Gençlerin hayvancılığa yönelmesi için yeni bir ekosistem şart
Uzmanlara göre, sadece teşvik yetmez. Gençlerin hayvancılığı bir “yük” değil, saygın, kazançlı ve sürdürülebilir bir meslek olarak görmesini sağlayacak modellerin kurulması gerekiyor. Bu:
- Modern işletme kurulum rehberliği
- Finansman ve kredi kolaylıkları
- Pazar garantisi sağlayan sözleşmeli üretim modelleri
- Eğitim, teknik destek ve kooperatifleşme
- Dijital takip ve hastalık yönetimi sistemleri
gibi unsurların bir araya getirilmesiyle mümkün.
Ziraat odaları ve tarım müdürlüklerine çağrı:
Partizanlıktan uzak, yerel fırsatı halka ulaştıran bir anlayış şart
Yerel kurumların, özellikle Ziraat Odaları ve İl/İlçe Tarım Müdürlüklerinin, bu süreci yönetme biçimi kritik önem taşıyor.
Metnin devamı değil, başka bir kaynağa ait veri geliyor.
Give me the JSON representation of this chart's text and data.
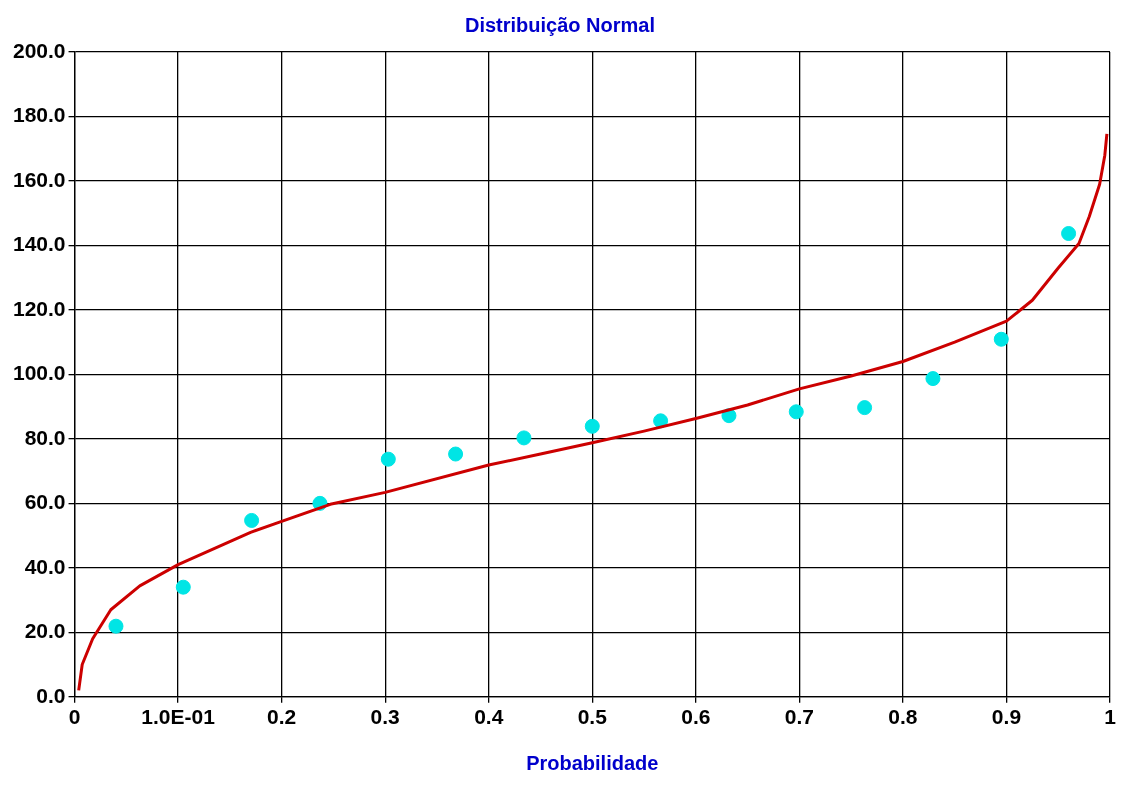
{
  "chart_data": {
    "type": "scatter",
    "title": "Distribuição Normal",
    "xlabel": "Probabilidade",
    "xlim": [
      0,
      1
    ],
    "xticks": [
      0,
      {
        "value": 0.1,
        "label": "1.0E-01"
      },
      0.2,
      0.3,
      0.4,
      0.5,
      0.6,
      0.7,
      0.8,
      0.9,
      1
    ],
    "ylim": [
      0,
      200
    ],
    "yticks": [
      {
        "value": 0,
        "label": "0.0"
      },
      {
        "value": 20,
        "label": "20.0"
      },
      {
        "value": 40,
        "label": "40.0"
      },
      {
        "value": 60,
        "label": "60.0"
      },
      {
        "value": 80,
        "label": "80.0"
      },
      {
        "value": 100,
        "label": "100.0"
      },
      {
        "value": 120,
        "label": "120.0"
      },
      {
        "value": 140,
        "label": "140.0"
      },
      {
        "value": 160,
        "label": "160.0"
      },
      {
        "value": 180,
        "label": "180.0"
      },
      {
        "value": 200,
        "label": "200.0"
      }
    ],
    "grid": true,
    "legend": false,
    "series": [
      {
        "type": "line",
        "marker": "none",
        "color": "#cc0000",
        "x": [
          0.004,
          0.0074,
          0.0175,
          0.035,
          0.063,
          0.1,
          0.17,
          0.2,
          0.247,
          0.3,
          0.4,
          0.45,
          0.5,
          0.55,
          0.6,
          0.65,
          0.7,
          0.75,
          0.8,
          0.85,
          0.9,
          0.925,
          0.95,
          0.97,
          0.98,
          0.99,
          0.995,
          0.997
        ],
        "values": [
          2,
          10,
          18,
          27,
          34.4,
          41,
          51,
          54.4,
          59.7,
          63.4,
          71.9,
          75.3,
          78.8,
          82.4,
          86.3,
          90.5,
          95.5,
          99.5,
          104,
          110,
          116.5,
          123,
          133,
          140.6,
          149,
          159,
          168,
          174.6
        ]
      },
      {
        "type": "scatter",
        "marker": "circle",
        "color": "#00e5e5",
        "x": [
          0.04,
          0.105,
          0.171,
          0.237,
          0.303,
          0.368,
          0.434,
          0.5,
          0.566,
          0.632,
          0.697,
          0.763,
          0.829,
          0.895,
          0.96
        ],
        "values": [
          21.9,
          34,
          54.7,
          60,
          73.7,
          75.3,
          80.3,
          83.9,
          85.6,
          87.2,
          88.4,
          89.7,
          98.7,
          110.9,
          143.7
        ]
      }
    ]
  }
}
Sahadaki fırsatları çiftçiye zamanında aktarabilen, siyasi kaygılardan arınmış, bilgi-temelli bir çalışma kültürü; Türkiye’nin krizden çıkabilmesi için gerekli kurumsal iskeleti oluşturacak.
Kahveci’nin “doğru kurumsal düzenleme ve doğru ajanslar kurulmazsa bu girdaptan en erken 9–12 yılda çıkarız” uyarısı, yerel kurumların sorumluluğunu daha da büyütüyor.
SON SÖZ:
İthal et dönemi kapanıyor.
Türkiye artık kendi hayvanını kendi yetiştirmek zorunda.
Yazıhan, Hekimhan ve Arguvan bu dönüşümün stratejik merkezleri olabilir.
Küresel arz daralmasının kapıda olduğu, fiyatların hızla tırmanacağı bir döneme giriyoruz. Türkiye’nin tek çıkış yolu, yerli üretimi büyütmek ve bunu da en uygun coğrafyalardan başlatmak.
Malatya’nın üç ilçesi için bu, sadece tarımsal bir tercih değil; gelecek 10 yılın ekonomik kaderini belirleyecek bir stratejik zorunluluk.
Hazır bu kadar kritik veriler ortaya çıkmışken, fırsat penceresi kapanmadan harekete geçmek gerekiyor.